Like anyone, my father is multifaceted. He isn’t an ogre, though he was in part. He isn’t a swell dad, though he was in part. He isn’t entirely absent, though he was in part.

My mom and I talked some last weekend about the things she “got” from her parents, the good things she got. She has her own multifaceted parents too, but it was nice to hear, for maybe the first time, the positive qualities of them, and what they’d passed on to her.

Because no matter what, no matter how I feel, what kind of relationship, if any, I choose to have with my dad, he still did raise me, for better or worse.

And as to the better, yesterday, I left the batting cages with a smile that lasted for hours, today my arm muscles are sore, and next week, I know I’ll be back. 

Friday, April 5, 2013

From Velveeta to Bone Stew: A Bi-Coastal Tale


My mom was in town from New York last weekend, and I took her to this cute row of stores called Temescal Alley, that if you didn’t know was there, you wouldn't know was there.

In this alley is an apothecary, which I didn't exactly know what that meant, but apparently, here, it means lots of loose tea ingredients and medicinal, herbal items. Including … a Hot Sex jar of honey for my mom (hey, she ain’t dead! And I’m sure her boyfriend will appreciate it!) and a vial of liquidized, immune-boosting mushrooms for me. … Not quite as “hot” as the Hot Sex honey.

The whole fact of all this is funny to me. The owner talked with us for a while on the benefits of bone marrow stock, how to make it, by slow cooking a bone for 72 hours, and I listened raptly… I have become more Californiafied than I ever thought I would.

Though certainly some of my bending my ear to these whispers of magic mushrooms of a very different stripe than I’m used to is the cancer stuff.

Things change after cancer.

Particularly, I’m noticing, my threshold for my own bullshit. Or, to put it a wee bit more compassionately, my tolerance for my own reticence, fear, and stagnation has decreased rapidly.

It’s my first week back to work. I haven’t sat in a chair in front of a computer screen for entire days in 6 months. (Perhaps I’ve lain on a couch in front of a computer playing DVDs for entire days, but I digress.) I did not face and fight death to be a secretary. I just didn’t. It’s where I am right now, but it’s up to me and only me to change that.

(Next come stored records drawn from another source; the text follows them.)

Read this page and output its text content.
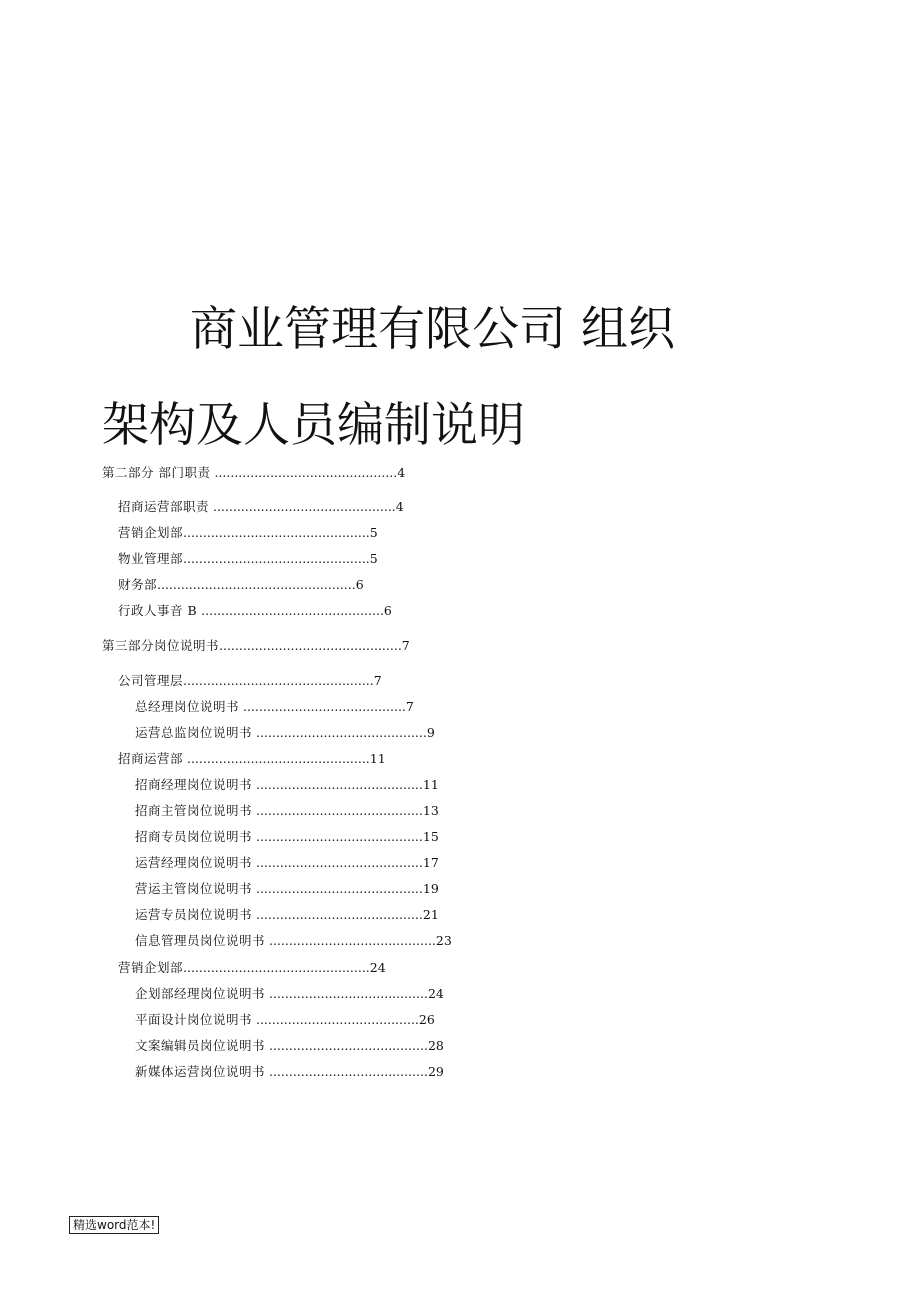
商业管理有限公司 组织
架构及人员编制说明
第二部分 部门职责 ..............................................4
招商运营部职责 ..............................................4
营销企划部...............................................5
物业管理部...............................................5
财务部..................................................6
行政人事音 B ..............................................6
第三部分岗位说明书..............................................7
公司管理层................................................7
总经理岗位说明书 .........................................7
运营总监岗位说明书 ...........................................9
招商运营部 ..............................................11
招商经理岗位说明书 ..........................................11
招商主管岗位说明书 ..........................................13
招商专员岗位说明书 ..........................................15
运营经理岗位说明书 ..........................................17
营运主管岗位说明书 ..........................................19
运营专员岗位说明书 ..........................................21
信息管理员岗位说明书 ..........................................23
营销企划部...............................................24
企划部经理岗位说明书 ........................................24
平面设计岗位说明书 .........................................26
文案编辑员岗位说明书 ........................................28
新媒体运营岗位说明书 ........................................29
精选word范本!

I was telling a friend this week about some of my (same old, same old) frustrations about working this (or any) secretary job, and she gave me the same shtick most people do: see it as an opportunity for service, see it as a chance to do good, what can I give rather than what can I get. Yes. But that’s not the whole story, not by a lot, for me.

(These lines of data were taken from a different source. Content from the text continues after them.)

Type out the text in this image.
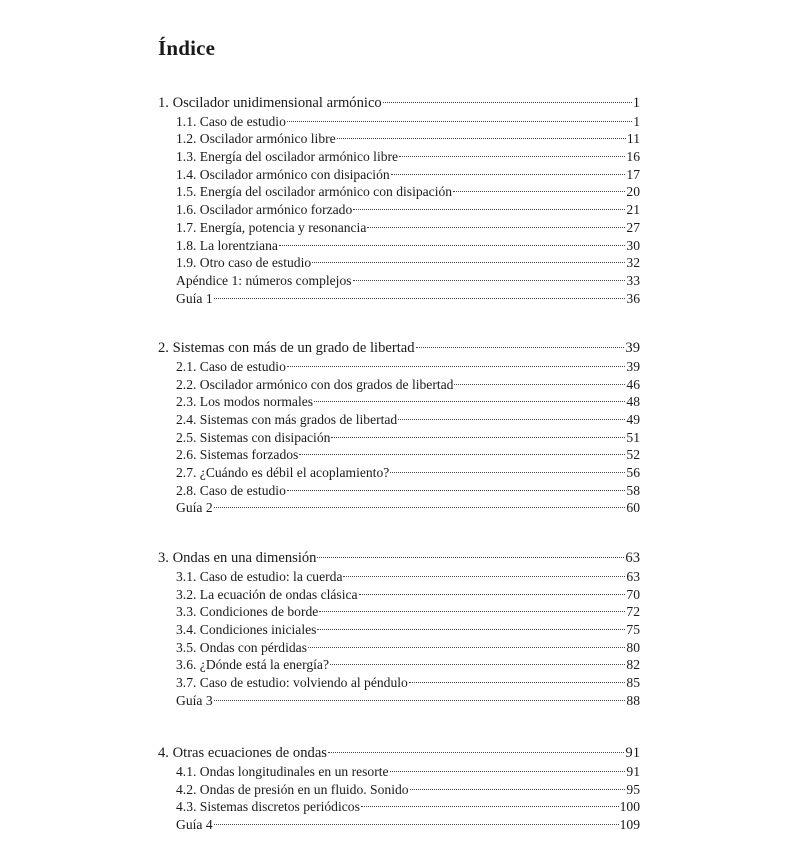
Índice
1. Oscilador unidimensional armónico	1
1.1. Caso de estudio	1
1.2. Oscilador armónico libre	11
1.3. Energía del oscilador armónico libre	16
1.4. Oscilador armónico con disipación	17
1.5. Energía del oscilador armónico con disipación	20
1.6. Oscilador armónico forzado	21
1.7. Energía, potencia y resonancia	27
1.8. La lorentziana	30
1.9. Otro caso de estudio	32
Apéndice 1: números complejos	33
Guía 1	36
2. Sistemas con más de un grado de libertad	39
2.1. Caso de estudio	39
2.2. Oscilador armónico con dos grados de libertad	46
2.3. Los modos normales	48
2.4. Sistemas con más grados de libertad	49
2.5. Sistemas con disipación	51
2.6. Sistemas forzados	52
2.7. ¿Cuándo es débil el acoplamiento?	56
2.8. Caso de estudio	58
Guía 2	60
3. Ondas en una dimensión	63
3.1. Caso de estudio: la cuerda	63
3.2. La ecuación de ondas clásica	70
3.3. Condiciones de borde	72
3.4. Condiciones iniciales	75
3.5. Ondas con pérdidas	80
3.6. ¿Dónde está la energía?	82
3.7. Caso de estudio: volviendo al péndulo	85
Guía 3	88
4. Otras ecuaciones de ondas	91
4.1. Ondas longitudinales en un resorte	91
4.2. Ondas de presión en un fluido. Sonido	95
4.3. Sistemas discretos periódicos	100
Guía 4	109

My friend has a mission statement for herself that goes something like this: “To use my gifts and talents to be of maximum service to those around me.” The only gift or talent I get to use at this job is my personality. Which is fine. But it’s not nearly enough. Data entry, running reports, updating computer filing systems … a monkey could do my job.

This is not a use of my gifts and talents.

So, it’s up to me to use them, eh? It’s up to me to find ways to use them, perhaps for now, extra-curricularly. I finally emailed back the photographer who offered me headshots when I put out the wish in December, and my hair has grown back long enough to be pixie-ish cute, and so it’s time to move forward with that. I emailed my friend whose husband is a pilot, and who’d offered to give me flying lessons. I reached out to my defunct writing group, and we're back on the books for this month.

I ‘ m s t i l l d r a g g i n g my feet a little about the singing with the band stuff. But, I’m coming up to it.  I must. 

I did not fight death to be a secretary. I am not eating marrow soup, taking a supplement called Liverplex, eschewing sugar, or flossing in order to be a secretary.

It is a noble place to work at least, and yes, work is work; there is always something that brightens my day about it – be that the kids coming in all nervous for their first pre-Bar Mitzvah meeting with the rabbi, or the Nursery school kids hiding shyly in their mothers’ pant-legs as I wave goodbye to them, or sneaking into the sanctuary for 5 minutes to play the piano in warm peace. I’m not a line cook, I’m not a prostitute, I’m not a field hand. My job is not bad.

It’s just not me.

Therefore, it’s up to me to change, not my job.